What is the Calvin cycle?

Answer 30

• The light-independent reaction’s other name
• The reaction occurs in the stroma of chloroplasts
• Its purpose is to reduce carbon dioxide using ATP (energy source) and NADPH (reducing power), produced in the light-independent reaction

Question 31

What are the 3 phases of the Calvin cycle of a C3 plant?

Answer 31

1. Carbon dioxide uptake and fixation
2. Reduction of phosphoglyrceric acid (PGA) and
3. Regeneration of carbon dioxide acceptor (RuBP),

which ultimately leads to product synthesis and sugar formation

Question 32

Describe carbon dioxide fixation

Answer 32

• Carbon dioxide diffuses through the stomatat and into the cytoplasm of the mesophyll cells and into the chloroplasts
• Carbon dioxide is fixed when it combines with a five-carbon carbon dioxide acceptor , ribulose biphosphate (RuBP), to form an unstable six-carbon intermediate. This reaction (aka carboxylation of RuBP) is catalysed by an enzyme, ribulose bisphosphate carboxylase oxygenase (rubisco)
• The unstable six-carbon intermediate breaks down spontaneously into 2 molecules of a three-carbon compound called phosphoglyceric acid (PGA) / 3-phophoglycerate/ glycerate-3-phosphate (GP)
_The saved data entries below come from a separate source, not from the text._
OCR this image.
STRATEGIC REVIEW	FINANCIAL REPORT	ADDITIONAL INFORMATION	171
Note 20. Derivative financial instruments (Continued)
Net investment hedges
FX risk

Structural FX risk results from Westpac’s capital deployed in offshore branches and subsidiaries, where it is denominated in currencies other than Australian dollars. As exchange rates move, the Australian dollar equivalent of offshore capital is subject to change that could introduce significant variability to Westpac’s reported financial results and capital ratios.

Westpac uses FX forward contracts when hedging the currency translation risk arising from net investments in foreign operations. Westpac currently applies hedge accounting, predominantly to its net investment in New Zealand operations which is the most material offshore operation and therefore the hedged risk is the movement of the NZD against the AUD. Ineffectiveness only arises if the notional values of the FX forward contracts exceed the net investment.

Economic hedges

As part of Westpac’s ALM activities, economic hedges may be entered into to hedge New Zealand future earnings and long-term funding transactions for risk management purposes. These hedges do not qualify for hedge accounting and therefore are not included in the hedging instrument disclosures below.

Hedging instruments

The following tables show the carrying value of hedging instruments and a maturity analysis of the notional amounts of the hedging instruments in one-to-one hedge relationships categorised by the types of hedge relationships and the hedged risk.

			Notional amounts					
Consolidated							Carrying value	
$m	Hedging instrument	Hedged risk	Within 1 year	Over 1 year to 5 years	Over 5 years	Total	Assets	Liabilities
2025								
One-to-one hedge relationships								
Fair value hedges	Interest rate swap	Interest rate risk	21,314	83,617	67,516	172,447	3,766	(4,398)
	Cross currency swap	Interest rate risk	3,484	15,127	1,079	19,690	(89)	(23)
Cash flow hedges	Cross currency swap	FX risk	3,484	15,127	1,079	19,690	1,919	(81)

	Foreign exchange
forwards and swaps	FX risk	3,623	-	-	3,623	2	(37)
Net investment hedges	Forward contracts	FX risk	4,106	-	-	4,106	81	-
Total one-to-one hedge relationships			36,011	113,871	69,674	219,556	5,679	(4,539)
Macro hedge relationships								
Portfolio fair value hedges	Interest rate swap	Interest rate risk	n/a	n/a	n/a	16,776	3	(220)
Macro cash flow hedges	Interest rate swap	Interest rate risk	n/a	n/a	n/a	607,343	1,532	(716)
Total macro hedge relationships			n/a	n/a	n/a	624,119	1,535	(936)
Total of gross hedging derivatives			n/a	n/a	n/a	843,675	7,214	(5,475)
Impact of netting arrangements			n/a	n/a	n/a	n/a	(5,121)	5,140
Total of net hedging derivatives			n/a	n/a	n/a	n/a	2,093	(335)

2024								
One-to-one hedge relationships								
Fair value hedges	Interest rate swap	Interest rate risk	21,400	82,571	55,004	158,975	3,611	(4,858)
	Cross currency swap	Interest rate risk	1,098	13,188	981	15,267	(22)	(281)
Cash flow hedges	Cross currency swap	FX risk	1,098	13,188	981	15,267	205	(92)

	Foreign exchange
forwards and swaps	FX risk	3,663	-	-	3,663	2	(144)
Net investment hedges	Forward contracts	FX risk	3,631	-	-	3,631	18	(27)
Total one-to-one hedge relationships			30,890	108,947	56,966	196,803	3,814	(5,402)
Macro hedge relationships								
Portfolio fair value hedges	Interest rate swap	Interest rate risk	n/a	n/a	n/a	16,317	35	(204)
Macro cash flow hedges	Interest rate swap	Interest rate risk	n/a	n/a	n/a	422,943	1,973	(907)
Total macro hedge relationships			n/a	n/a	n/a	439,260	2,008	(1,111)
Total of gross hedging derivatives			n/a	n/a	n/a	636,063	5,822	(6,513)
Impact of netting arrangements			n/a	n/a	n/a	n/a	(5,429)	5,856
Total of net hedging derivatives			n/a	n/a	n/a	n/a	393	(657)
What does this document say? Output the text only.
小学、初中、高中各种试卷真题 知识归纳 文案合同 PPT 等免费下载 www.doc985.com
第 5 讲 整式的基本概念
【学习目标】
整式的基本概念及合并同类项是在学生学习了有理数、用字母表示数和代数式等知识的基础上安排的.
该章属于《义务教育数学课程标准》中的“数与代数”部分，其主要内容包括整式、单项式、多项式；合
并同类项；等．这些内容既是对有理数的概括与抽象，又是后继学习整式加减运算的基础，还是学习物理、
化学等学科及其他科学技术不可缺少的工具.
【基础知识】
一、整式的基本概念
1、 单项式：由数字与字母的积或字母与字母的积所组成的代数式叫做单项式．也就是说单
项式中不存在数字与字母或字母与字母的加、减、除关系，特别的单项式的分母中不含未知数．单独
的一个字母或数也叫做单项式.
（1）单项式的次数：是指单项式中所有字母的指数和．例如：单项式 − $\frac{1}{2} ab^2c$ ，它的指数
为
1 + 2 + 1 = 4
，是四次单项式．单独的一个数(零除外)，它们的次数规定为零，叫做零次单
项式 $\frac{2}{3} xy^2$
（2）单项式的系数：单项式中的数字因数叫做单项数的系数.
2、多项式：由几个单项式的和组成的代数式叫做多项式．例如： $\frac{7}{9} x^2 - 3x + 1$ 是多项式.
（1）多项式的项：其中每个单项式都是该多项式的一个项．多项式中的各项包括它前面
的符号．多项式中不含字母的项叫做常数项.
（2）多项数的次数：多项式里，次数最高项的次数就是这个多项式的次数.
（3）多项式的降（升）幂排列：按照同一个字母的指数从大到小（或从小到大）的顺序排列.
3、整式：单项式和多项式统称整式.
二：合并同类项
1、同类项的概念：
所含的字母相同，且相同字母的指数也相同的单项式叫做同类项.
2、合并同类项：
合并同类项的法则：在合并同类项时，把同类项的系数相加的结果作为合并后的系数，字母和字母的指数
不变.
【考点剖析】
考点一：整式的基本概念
Equation: RuBP + CO₂ + H₂O → (rubisco) 2PGA

Question 33

describe reduction of PGA

Answer 33

• Each molecule of PGA is phosphorylated by ATP forming 1,3-biphosphoglycerate
• A pair of electrons donated from NADPH further reduces 1,3-biphosphoglycerate to form glyceraldehyde-3-phosphate (GALP or G3P) or triose phosphate (TP). The hydrogen for the reduction comes from the NADPH while the energy for this step comes from ATP

Question 34

Describe regeneration of carbon dioxide acceptor (RuBP)

Answer 34

• For every three molecules of carbon diosxide that enters the Calvin cycle, three molecules of RuBP are carboxylated and a total of six molecules of TP are formed
• Only one molecule can be counted as a net gain of carbohydrate. The other five molecules of TP must be used to regenerate the 3 molecules of RuBP used in the fixation step 1
• To accomplish this, three molecules of ATP are invested
• RuBP is regenerated and the Calvin cycle continues

Question 35

Describe product synthesis and sugar formation

Answer 35

• The TP spun off from the light-independent reaction becomes the starting materal for metabolic pathways that synthesise other organic compounds, including glucose and other carbohydrates
• 2 molecules of TP are utilised to synthesise one molecule of hexose sugar. Hence, the formation of one molecule of hexose sugar requires six turns of the Calvin cycle.

Note: The carbon and oxygen atoms of hexose sugars come from carbon dioxide while the hydrogen atoms come from NADPH.